It's often said that complacency causes injuries. People let their guard down, or they stop following rules they know they should follow and someone gets hurt. But perhaps the worst example of this is when people talk about highly preventable accidents as if they're some phenomenon that's destined to occur, and there's no way around it. In particular, it bugs me when people talk about loading dock injuries as if that's just how factories work. Here's the thing: in the 21st century, there are many technological advancements that can completely solve the problem of loading dock related accidents.
A Story That Illustrates the Problem:
To add some perspective to this topic of discussion, consider a case that my firm litigated. A couple of years ago, a gentleman was working on a loading dock for a large poultry plant. An unlicensed driver was operating a tractor-trailer and he ran over a co-worker, crushing that co-worker to death beneath the trailer's wheels, as he reversed into the factory loading area.
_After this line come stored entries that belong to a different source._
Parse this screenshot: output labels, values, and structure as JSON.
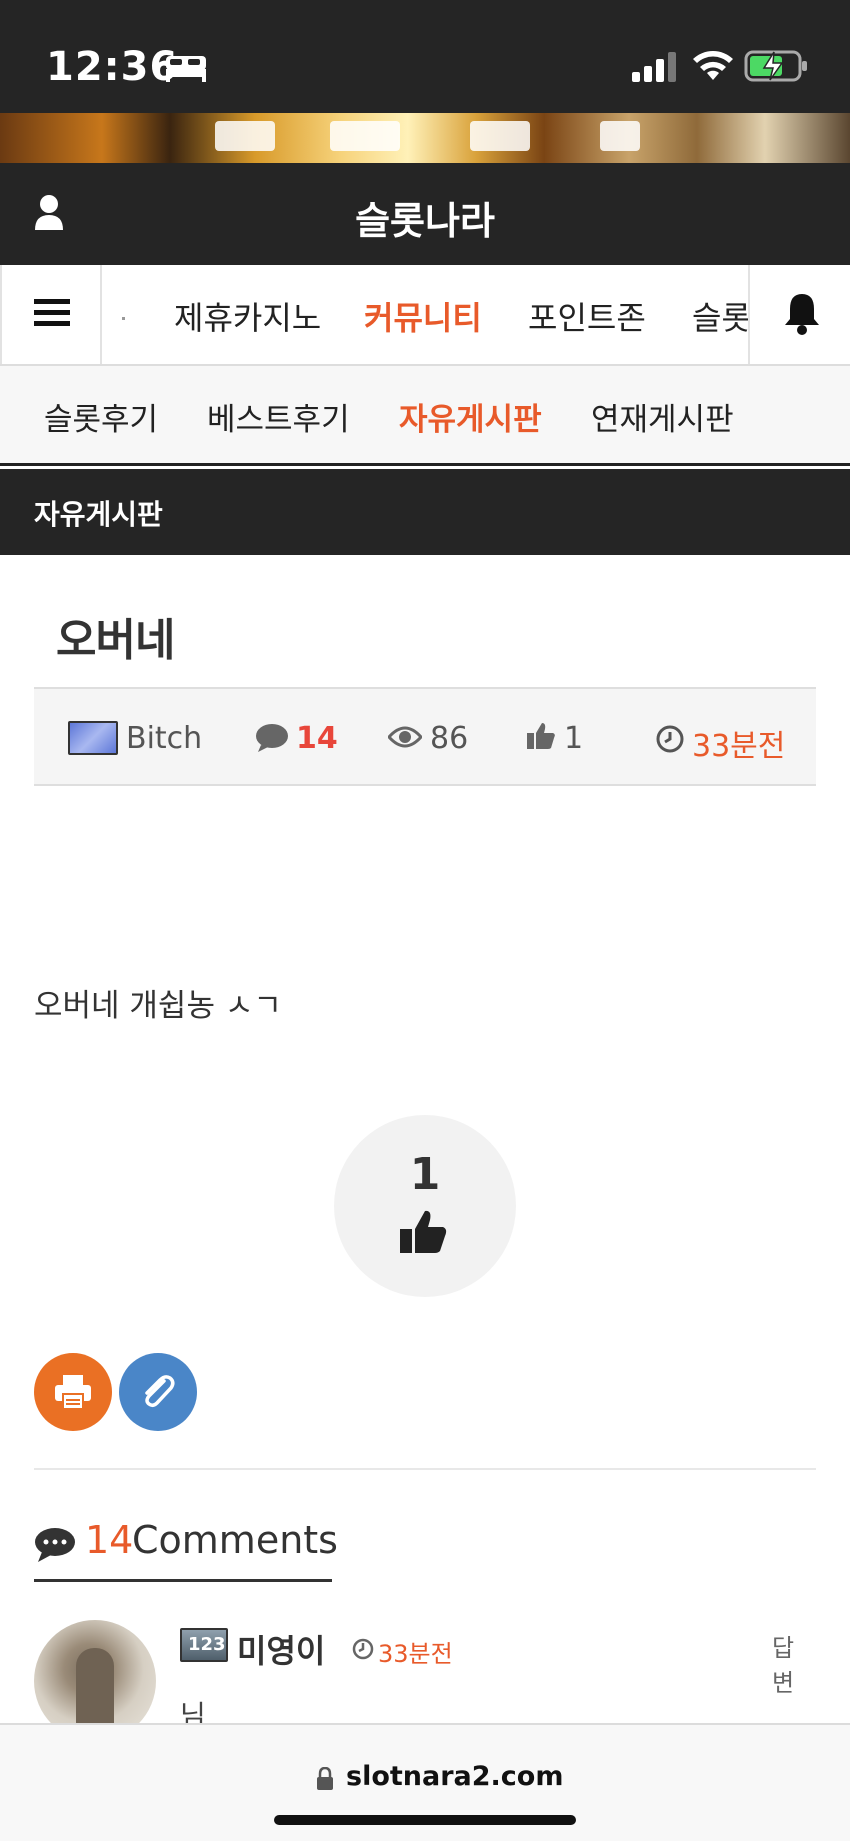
{
  "status_bar": {
    "time": "12:36",
    "battery_charging": true
  },
  "header": {
    "site_title": "슬롯나라"
  },
  "main_nav": {
    "tabs": [
      {
        "label": "제휴카지노",
        "active": false
      },
      {
        "label": "커뮤니티",
        "active": true
      },
      {
        "label": "포인트존",
        "active": false
      },
      {
        "label": "슬롯",
        "active": false
      }
    ]
  },
  "sub_nav": {
    "tabs": [
      {
        "label": "슬롯후기",
        "active": false
      },
      {
        "label": "베스트후기",
        "active": false
      },
      {
        "label": "자유게시판",
        "active": true
      },
      {
        "label": "연재게시판",
        "active": false
      }
    ]
  },
  "board": {
    "title": "자유게시판"
  },
  "post": {
    "title": "오버네",
    "author": "Bitch",
    "comment_count": "14",
    "views": "86",
    "likes": "1",
    "time": "33분전",
    "body": "오버네 개쉽농 ㅅㄱ",
    "like_button_count": "1"
  },
  "comments_section": {
    "count": "14",
    "label": "Comments",
    "items": [
      {
        "author": "미영이",
        "badge": "123",
        "time": "33분전",
        "reply_label": "답변",
        "text": "님"
      }
    ]
  },
  "browser": {
    "url": "slotnara2.com"
  },
  "colors": {
    "accent": "#e85a2a",
    "dark": "#252525",
    "print": "#ea7024",
    "clip": "#4a86c8"
  }
}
We launched a very thorough investigation to get to the bottom of what happened, including numerous depositions, witness statements, physical inspection of the premises, measurements taken of the inclination (or grade) of the road leading into the dock, etc. When we had all of that evidence at our disposal, it became incredibly clear what happened. Employees standing inside the garage loading bay area were in a brightly lit room. Trucks that backed into the said room were approaching from a poorly lit parking lot. Consequently, workers couldn't see the vehicle until it was poking its tail into the loading dock area. The trucks used by this company had an audible reverse warning (the standard beep beep backup alarm) that ostensibly served to warn people inside the dock of an approaching vehicle. The problem was that the ambient noise in the building was so loud due to all of the machinery that workers all wore eat protection. This rendered the backup alarm useless. But, even if the workers had not been wearing ear protection, and even if the ambient noise in the plant was not incredibly loud, the backup alarm would still have proven to be insufficient, since the speaker was attached to the cab of the truck, not to the rear of the trailer. So, as the trailer is being backed into the bay, the speaker is effectively blocked by the trailer.
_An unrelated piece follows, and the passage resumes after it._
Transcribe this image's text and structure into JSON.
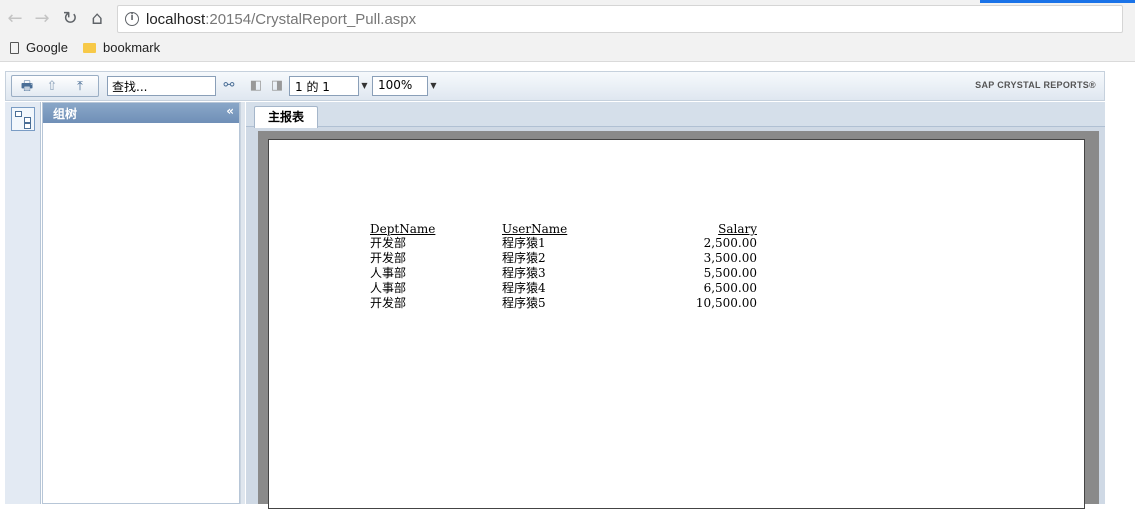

As if those issues were not enough, right outside the garage bay door the ground sloped down dramatically and then sloped back up again toward he main section of the parking lot. The driveway was apparently shaped this way for drainage reasons, but the result was that there was sort of a v-shaped valley that reversing trucks had to drive through to get into the loading area. As you can imagine, reversing a truck at low speed meant that one would easily get the trailer's rear wheels stuck in this valley if they accelerated too slowly. So, the workaround became that trucker would be backed into the garage quite quickly in order to not get their rear wheels stuck.
All of these factors coalesced resulting in a scenario where Jim could neither see nor hear the vehicle coming toward him, and due to the aforementioned valley, the truck had to reverse rapidly, lest the wheels get stuck. So, even if Jim could have spotted the truck at the last second, it was going WAY too fast for him to have done anything about it.
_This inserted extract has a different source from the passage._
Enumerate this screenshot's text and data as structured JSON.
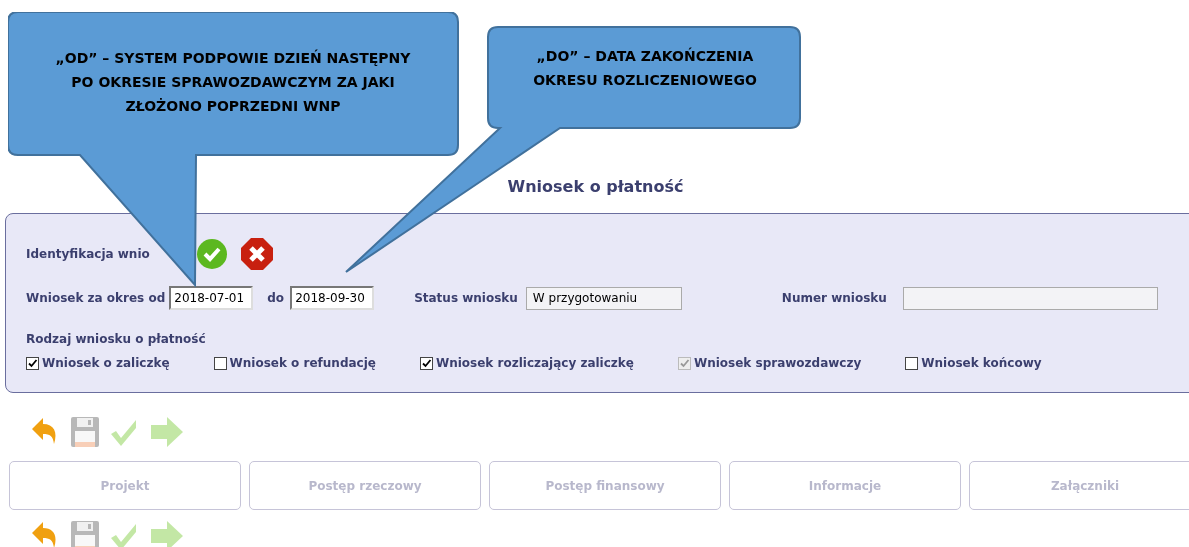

As you can see, there are a number of things that the employer could have done differently that would have eliminated the accident from happening altogether.
How Technology Can Help
While we've handled many other loading dock-related accidents. The example above wherein Jim lost his life really exemplifies one of the worst case scenarios that can exist in that environment. Yet even under those extreme circumstances, there was a technological solution that would have made that accident entirely preventable. Many companies sell relatively inexpensive detection and alert systems that do an outstanding job of warning the reversing driver to the presence of pedestrians as well as alerting pedestrians to the presence of reversing drivers.
The way they do this is through a series of optical sensors that work a lot like the door chimes that many retail stores use to alert them to the presence of a customer who was walked into their store. When a truck is approaching a danger zone, these systems emit an incredibly loud warning alarm that will make a specific tone distinct from all the other factory noises. But just in case the factory noises are too loud or workers are wearing hearing protection, a series of strobe lights--much like those you'd find connected to a fire alarm--will flash above the garage bay door that the truck is driving through. Systems like these will eliminate 99% of the problems, and the remaining 1% can be addressed through due diligence and a little bit and foresight and planning on behalf of management.
If this were 1985, then sure, maybe there's some legitimacy to the argument that loading dock accidents are something that comes with the territory. But in the year 2015, there's really no excuse for an employer not taking these inexpensive proactive steps, and the law certainly says that they should be liable for failing to protect workers from such an obvious and well known hazard.